When your principal asks what you’ve done to align your classroom with the Common Core, just point to this non-fiction, expository-based work as an example. This 45-minute lesson will give students a high-quality article to analyze as they make connections between the work and their own lives.
In this article, Ringo profiles Dr. Margee Kerr, a sociologist who specializes in studying why some people enjoy being scared more than others. The text-based questions will engage your students as they dig back into the article and use their critical analysis skills to find the answers.

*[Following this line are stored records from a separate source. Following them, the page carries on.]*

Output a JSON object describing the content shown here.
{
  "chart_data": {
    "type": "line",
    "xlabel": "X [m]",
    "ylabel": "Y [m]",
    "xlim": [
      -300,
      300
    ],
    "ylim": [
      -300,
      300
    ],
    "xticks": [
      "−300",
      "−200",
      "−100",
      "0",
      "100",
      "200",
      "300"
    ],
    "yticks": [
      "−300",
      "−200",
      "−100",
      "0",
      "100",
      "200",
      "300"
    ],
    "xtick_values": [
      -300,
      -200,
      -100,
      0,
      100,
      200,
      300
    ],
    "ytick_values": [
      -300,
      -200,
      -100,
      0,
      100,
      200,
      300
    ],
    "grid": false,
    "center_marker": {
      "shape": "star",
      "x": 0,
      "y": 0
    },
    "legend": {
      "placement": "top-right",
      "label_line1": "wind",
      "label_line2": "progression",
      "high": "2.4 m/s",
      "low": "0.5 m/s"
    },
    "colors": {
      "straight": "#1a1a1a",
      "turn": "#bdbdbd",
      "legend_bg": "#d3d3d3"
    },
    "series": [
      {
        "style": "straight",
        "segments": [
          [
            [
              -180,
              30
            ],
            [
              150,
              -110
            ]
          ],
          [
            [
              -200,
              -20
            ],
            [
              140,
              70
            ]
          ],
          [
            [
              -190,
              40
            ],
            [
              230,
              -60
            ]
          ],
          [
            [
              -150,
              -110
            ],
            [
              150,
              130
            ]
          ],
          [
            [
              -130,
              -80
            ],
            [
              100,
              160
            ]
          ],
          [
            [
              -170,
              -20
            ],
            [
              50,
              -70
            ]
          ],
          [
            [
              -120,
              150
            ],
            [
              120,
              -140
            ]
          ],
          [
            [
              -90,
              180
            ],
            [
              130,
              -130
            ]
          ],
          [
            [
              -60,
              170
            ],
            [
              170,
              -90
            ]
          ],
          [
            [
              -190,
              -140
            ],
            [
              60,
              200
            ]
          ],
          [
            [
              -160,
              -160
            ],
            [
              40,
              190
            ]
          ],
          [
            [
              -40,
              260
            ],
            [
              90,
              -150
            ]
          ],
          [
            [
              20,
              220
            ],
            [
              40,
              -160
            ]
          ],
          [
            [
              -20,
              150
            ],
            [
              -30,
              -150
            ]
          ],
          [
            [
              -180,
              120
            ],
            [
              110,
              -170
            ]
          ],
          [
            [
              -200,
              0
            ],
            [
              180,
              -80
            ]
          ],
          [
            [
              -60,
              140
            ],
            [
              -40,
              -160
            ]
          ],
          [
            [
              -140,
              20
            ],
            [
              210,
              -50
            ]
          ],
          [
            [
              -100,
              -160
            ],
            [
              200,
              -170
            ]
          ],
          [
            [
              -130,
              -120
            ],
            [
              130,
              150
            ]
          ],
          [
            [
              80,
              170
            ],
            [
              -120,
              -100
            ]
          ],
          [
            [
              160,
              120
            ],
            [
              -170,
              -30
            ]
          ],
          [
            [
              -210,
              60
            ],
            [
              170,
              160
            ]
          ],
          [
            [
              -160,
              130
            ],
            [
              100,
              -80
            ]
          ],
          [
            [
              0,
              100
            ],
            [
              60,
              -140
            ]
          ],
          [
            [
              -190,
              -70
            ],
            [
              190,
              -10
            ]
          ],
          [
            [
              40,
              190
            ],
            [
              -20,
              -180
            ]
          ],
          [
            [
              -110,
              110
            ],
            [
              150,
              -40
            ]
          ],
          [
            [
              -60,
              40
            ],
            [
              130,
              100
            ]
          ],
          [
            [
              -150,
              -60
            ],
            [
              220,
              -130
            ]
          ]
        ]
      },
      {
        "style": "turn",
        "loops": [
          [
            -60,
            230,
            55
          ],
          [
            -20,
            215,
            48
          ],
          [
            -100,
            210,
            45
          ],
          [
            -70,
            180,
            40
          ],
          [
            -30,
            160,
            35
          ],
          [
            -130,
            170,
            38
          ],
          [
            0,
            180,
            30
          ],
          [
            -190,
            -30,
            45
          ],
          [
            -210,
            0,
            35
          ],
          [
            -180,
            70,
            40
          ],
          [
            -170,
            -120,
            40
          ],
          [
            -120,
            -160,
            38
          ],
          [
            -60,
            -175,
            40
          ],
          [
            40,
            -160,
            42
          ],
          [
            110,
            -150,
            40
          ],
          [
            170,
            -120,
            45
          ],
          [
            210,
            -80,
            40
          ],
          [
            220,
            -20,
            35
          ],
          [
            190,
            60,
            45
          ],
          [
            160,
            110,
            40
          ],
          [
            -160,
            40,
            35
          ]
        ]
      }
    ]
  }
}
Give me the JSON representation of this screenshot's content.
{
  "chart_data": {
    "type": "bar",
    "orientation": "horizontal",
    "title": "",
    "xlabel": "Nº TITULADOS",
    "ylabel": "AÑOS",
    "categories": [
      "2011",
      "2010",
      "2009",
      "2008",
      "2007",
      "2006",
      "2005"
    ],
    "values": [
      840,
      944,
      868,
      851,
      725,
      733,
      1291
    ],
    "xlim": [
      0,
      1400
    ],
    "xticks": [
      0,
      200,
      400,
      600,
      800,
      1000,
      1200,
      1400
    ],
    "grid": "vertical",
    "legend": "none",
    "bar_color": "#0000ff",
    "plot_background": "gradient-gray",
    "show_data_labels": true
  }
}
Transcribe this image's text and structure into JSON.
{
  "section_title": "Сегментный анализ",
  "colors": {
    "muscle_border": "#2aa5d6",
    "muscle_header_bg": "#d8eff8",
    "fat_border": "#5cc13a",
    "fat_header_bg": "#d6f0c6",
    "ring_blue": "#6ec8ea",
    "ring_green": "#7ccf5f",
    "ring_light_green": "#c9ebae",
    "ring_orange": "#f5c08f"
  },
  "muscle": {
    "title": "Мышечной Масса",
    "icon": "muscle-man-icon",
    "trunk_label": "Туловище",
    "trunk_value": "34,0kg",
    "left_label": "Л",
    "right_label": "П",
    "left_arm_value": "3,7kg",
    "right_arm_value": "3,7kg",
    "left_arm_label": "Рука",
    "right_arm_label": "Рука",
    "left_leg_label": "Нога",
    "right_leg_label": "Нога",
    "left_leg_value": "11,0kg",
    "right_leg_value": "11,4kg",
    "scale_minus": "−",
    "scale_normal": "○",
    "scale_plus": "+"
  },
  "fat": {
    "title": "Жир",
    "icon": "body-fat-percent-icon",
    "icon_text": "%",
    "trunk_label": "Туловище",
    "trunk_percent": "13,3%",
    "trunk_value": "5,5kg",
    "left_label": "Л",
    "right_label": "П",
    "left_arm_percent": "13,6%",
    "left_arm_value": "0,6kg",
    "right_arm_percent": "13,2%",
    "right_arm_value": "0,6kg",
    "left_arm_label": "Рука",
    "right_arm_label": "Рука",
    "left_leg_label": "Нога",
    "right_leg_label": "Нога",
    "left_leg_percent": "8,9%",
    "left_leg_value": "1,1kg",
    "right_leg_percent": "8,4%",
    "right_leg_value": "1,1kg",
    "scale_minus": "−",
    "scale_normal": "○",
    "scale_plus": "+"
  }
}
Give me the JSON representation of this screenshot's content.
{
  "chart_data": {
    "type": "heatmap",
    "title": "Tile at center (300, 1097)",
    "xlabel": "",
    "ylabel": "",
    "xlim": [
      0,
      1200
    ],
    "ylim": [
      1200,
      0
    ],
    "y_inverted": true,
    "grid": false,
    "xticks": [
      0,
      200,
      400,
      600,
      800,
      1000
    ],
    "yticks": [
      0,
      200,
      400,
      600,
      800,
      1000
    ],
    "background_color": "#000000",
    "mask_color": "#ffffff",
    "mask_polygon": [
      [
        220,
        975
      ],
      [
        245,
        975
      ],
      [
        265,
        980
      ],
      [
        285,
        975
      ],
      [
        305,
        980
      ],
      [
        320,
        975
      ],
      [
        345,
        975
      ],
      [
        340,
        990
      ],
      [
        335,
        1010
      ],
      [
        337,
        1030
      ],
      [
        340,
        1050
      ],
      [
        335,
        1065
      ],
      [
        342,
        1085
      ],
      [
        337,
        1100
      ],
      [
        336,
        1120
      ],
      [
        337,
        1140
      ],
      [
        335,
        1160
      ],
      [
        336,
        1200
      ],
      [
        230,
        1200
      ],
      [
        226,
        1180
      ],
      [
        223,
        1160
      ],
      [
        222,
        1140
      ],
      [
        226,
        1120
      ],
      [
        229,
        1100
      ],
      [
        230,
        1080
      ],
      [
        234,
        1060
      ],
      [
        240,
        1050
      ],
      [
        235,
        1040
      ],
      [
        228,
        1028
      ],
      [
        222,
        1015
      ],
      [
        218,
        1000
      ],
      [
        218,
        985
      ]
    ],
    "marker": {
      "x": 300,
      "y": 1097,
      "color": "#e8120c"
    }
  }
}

Begin with a reading of the article (either aloud or solo), have individuals write their answers to the multi-layered depth-of-knowledge questions (either in teams of two or solo), and then launch a class discussion. Finally, this activity includes a link to a six-minute BONUS VIDEO that will reinforce the article’s information while also providing some creepy fun for students.
This package includes an option for 9th and 10th graders and separate questions for 11th and 12th graders. The article is the same for both groups, but the reflection questions are different, so that various levels of students will find the activity stimulating and challenging. Advanced middle school students should be able to successfully work with the “Level 1” questions, too.
Both sets of questions come with detailed answer keys, of course. You might also want to use the two separate question sheets for differentiated questions within one class.
It usually takes my students 45 minutes to work through the article, give thorough answers to the questions, and view the video. If you need to extend the lesson, you also could launch a discussion of the issues raised in the article. Your students will have plenty of reactions to Ringo’s article that they’ll want to share.
These full-class, stand-alone materials also work great as a supplement lesson for any study of works by Edgar Allan Poe/Dark Romantic writers and/or as emergency plans for substitute teachers. The material is easy to deliver and the kids will need to work hard for the whole period to finish on time.